Moreover, the patients of the present study are part of a second opinion program which
can be considered an alternative to perform a shared decision-making approach to validate
or not the decision of having surgery for back pain in the first place.[28] This interaction between the patient and the health care professional has been already
proven to improve patient compliance and reduce healing time and functional deficits.[29]
Descriptive and administrative data concerning outcomes have been presented by researchers
in an attempt to report population-based procedure rates, surgical safety outcomes,
and costs regarding the diagnosis and management of conditions related to back pain.[15]
[30] Our results contribute to current body of evidence by demonstrating that patients
with degenerative spinal pathologies present clinically significant long-term outcomes
for pain, function and quality of life, regardless of the surgical intervention.

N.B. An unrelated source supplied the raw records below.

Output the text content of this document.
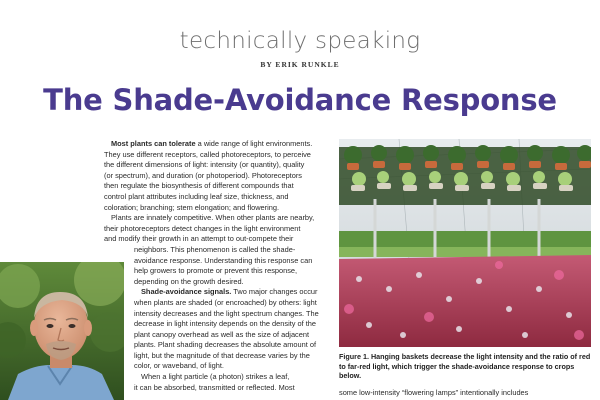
technically speaking
BY ERIK RUNKLE
The Shade-Avoidance Response

Most plants can tolerate a wide range of light environments.
They use different receptors, called photoreceptors, to perceive
the different dimensions of light: intensity (or quantity), quality
(or spectrum), and duration (or photoperiod). Photoreceptors
then regulate the biosynthesis of different compounds that
control plant attributes including leaf size, thickness, and
coloration; branching; stem elongation; and flowering.

Plants are innately competitive. When other plants are nearby,
their photoreceptors detect changes in the light environment
and modify their growth in an attempt to out-compete their
neighbors. This phenomenon is called the shade-
avoidance response. Understanding this response can
help growers to promote or prevent this response,
depending on the growth desired.

Shade-avoidance signals. Two major changes occur
when plants are shaded (or encroached) by others: light
intensity decreases and the light spectrum changes. The
decrease in light intensity depends on the density of the
plant canopy overhead as well as the size of adjacent
plants. Plant shading decreases the absolute amount of
light, but the magnitude of that decrease varies by the
color, or waveband, of light.

When a light particle (a photon) strikes a leaf,
it can be absorbed, transmitted or reflected. Most

Figure 1. Hanging baskets decrease the light intensity and the ratio of red to far-red light, which trigger the shade-avoidance response to crops below.
some low-intensity “flowering lamps” intentionally includes
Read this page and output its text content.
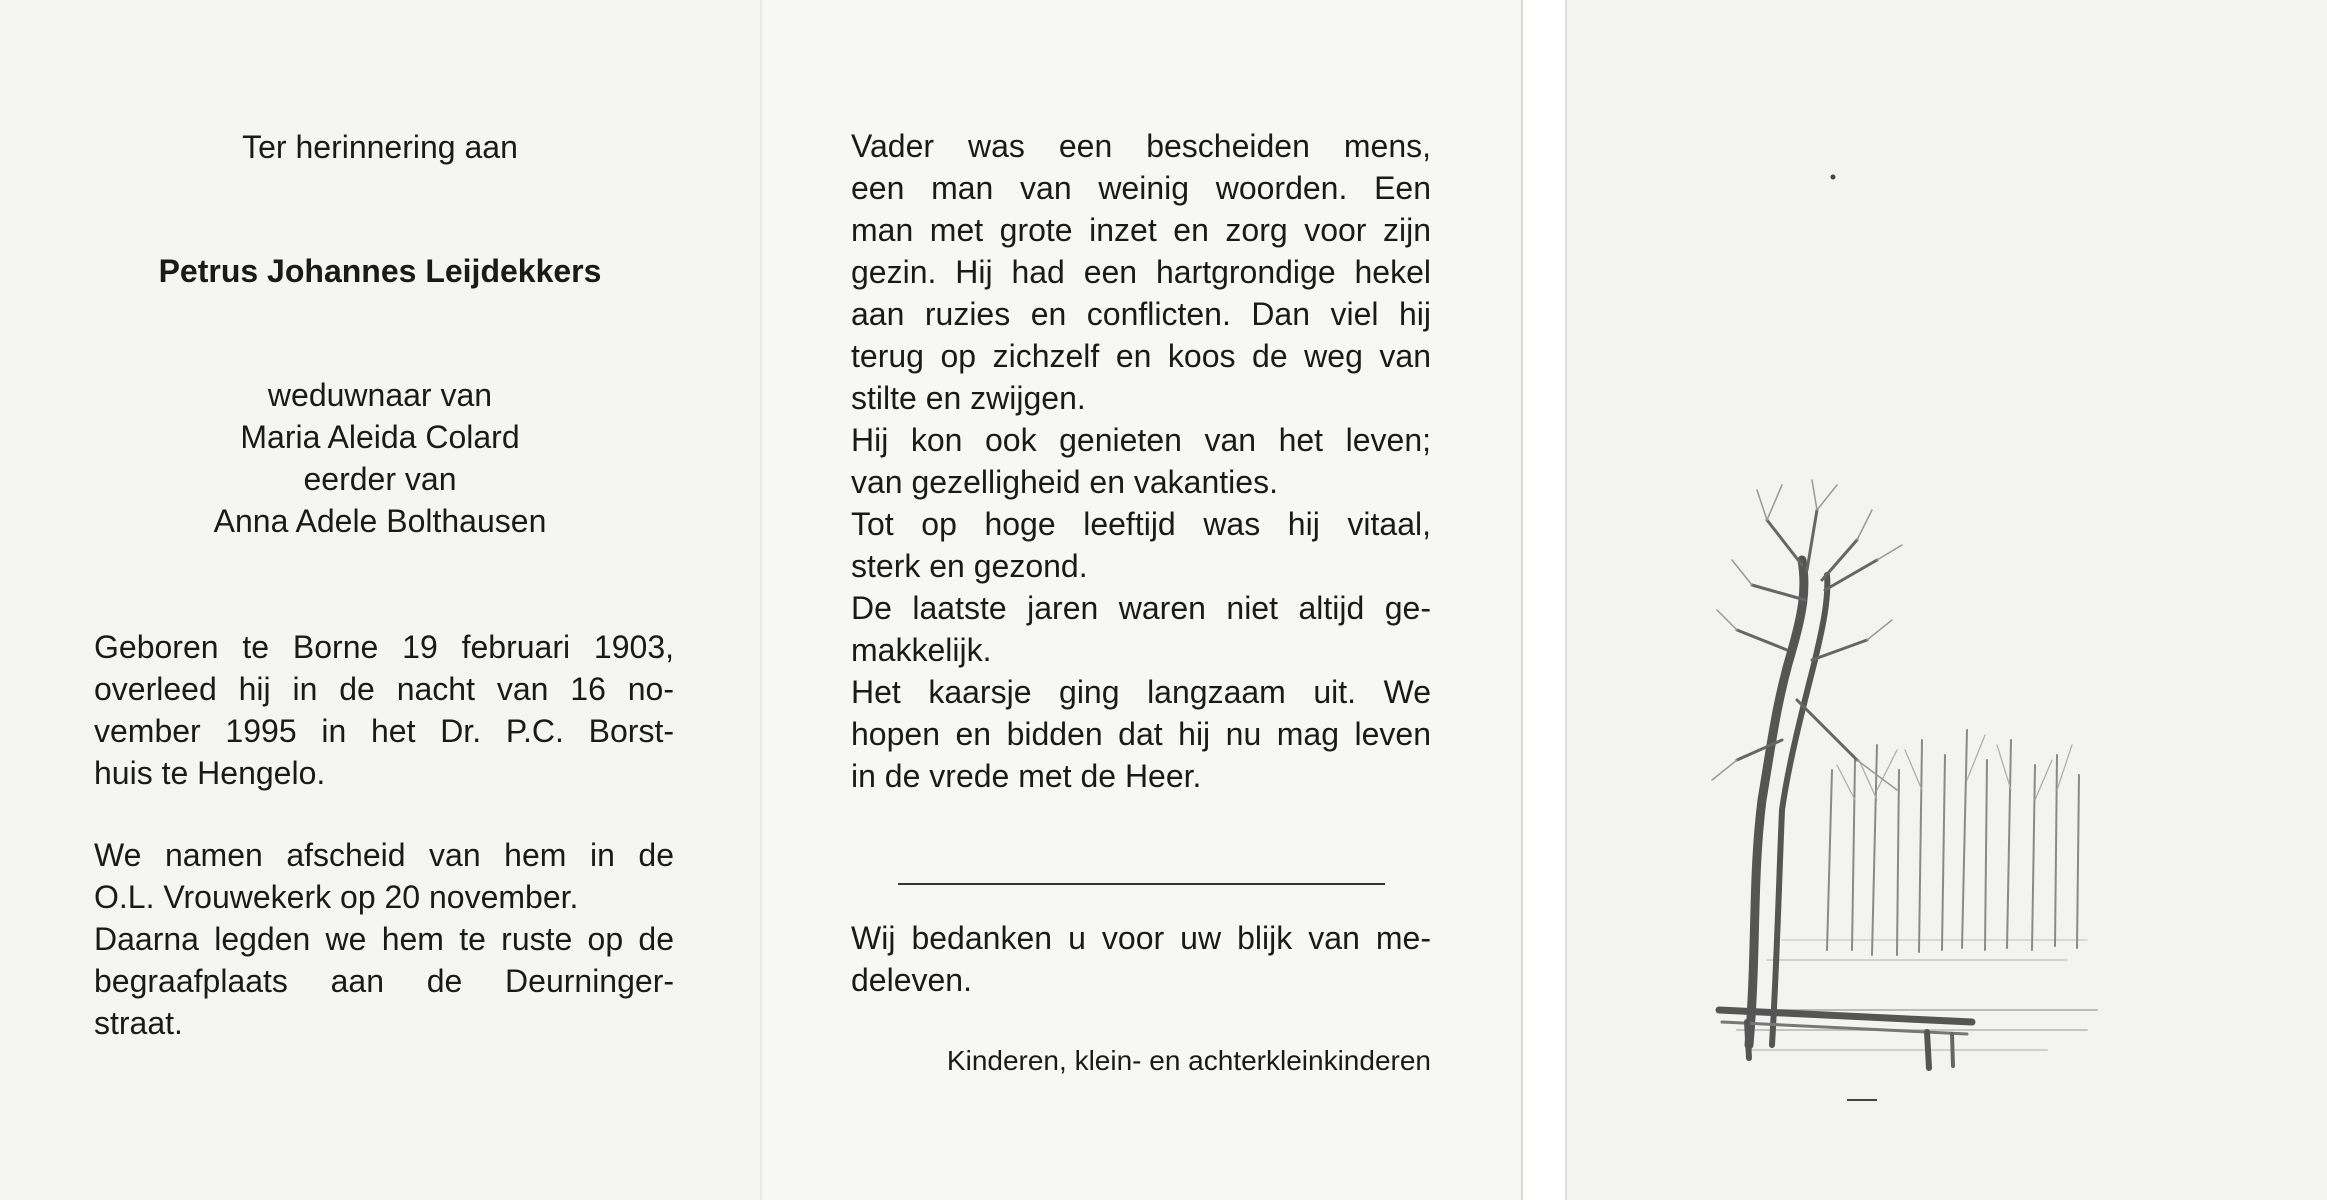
Ter herinnering aan

Petrus Johannes Leijdekkers

weduwnaar van

Maria Aleida Colard

eerder van

Anna Adele Bolthausen

Geboren te Borne 19 februari 1903,

overleed hij in de nacht van 16 no-

vember 1995 in het Dr. P.C. Borst-

huis te Hengelo.

We namen afscheid van hem in de

O.L. Vrouwekerk op 20 november.

Daarna legden we hem te ruste op de

begraafplaats aan de Deurninger-

straat.

Vader was een bescheiden mens,

een man van weinig woorden. Een

man met grote inzet en zorg voor zijn

gezin. Hij had een hartgrondige hekel

aan ruzies en conflicten. Dan viel hij

terug op zichzelf en koos de weg van

stilte en zwijgen.

Hij kon ook genieten van het leven;

van gezelligheid en vakanties.

Tot op hoge leeftijd was hij vitaal,

sterk en gezond.

De laatste jaren waren niet altijd ge-

makkelijk.

Het kaarsje ging langzaam uit. We

hopen en bidden dat hij nu mag leven

in de vrede met de Heer.

Wij bedanken u voor uw blijk van me-

deleven.

Kinderen, klein- en achterkleinkinderen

In addition, given the heterogeneity of symptoms and pathology, it is wise to state
that there are no standardized criteria to refer patients to clinically meaningful
groups based on surgical indication.[31] The present study points out a higher rate of lumbar decompression in a spinal-surgery
program, but this could be linked to many reasons, such as the surgeons' discretionary
use of operative techniques, hospital management and shared decision-making approaches.
The surgical treatment is highly controversial, and many techniques have been developed
and performed worldwide. Spinal fusion and lumbar decompression are the top-two most
performed low back surgeries overall, and have been associated with poor outcomes
in 20% to 40% of the patients.[30]
[31] In the present study, we observed a variety of diagnosis with the same surgical
indication, which leads to the urge to conduct further studies in order to sharpen
the indication criteria, reduce the reoperation rates, and improve the quality of
the health care.
Conclusion
In conclusion, patients with degenerative spinal pathologies present long-term outcomes
for pain, function and quality of life which are clinically significant, regardless
of the surgical intervention. However, further studies must be conducted in order
to better understand the factors which contributed to these outcomes, as well as also
the economic impact associated with each intervention.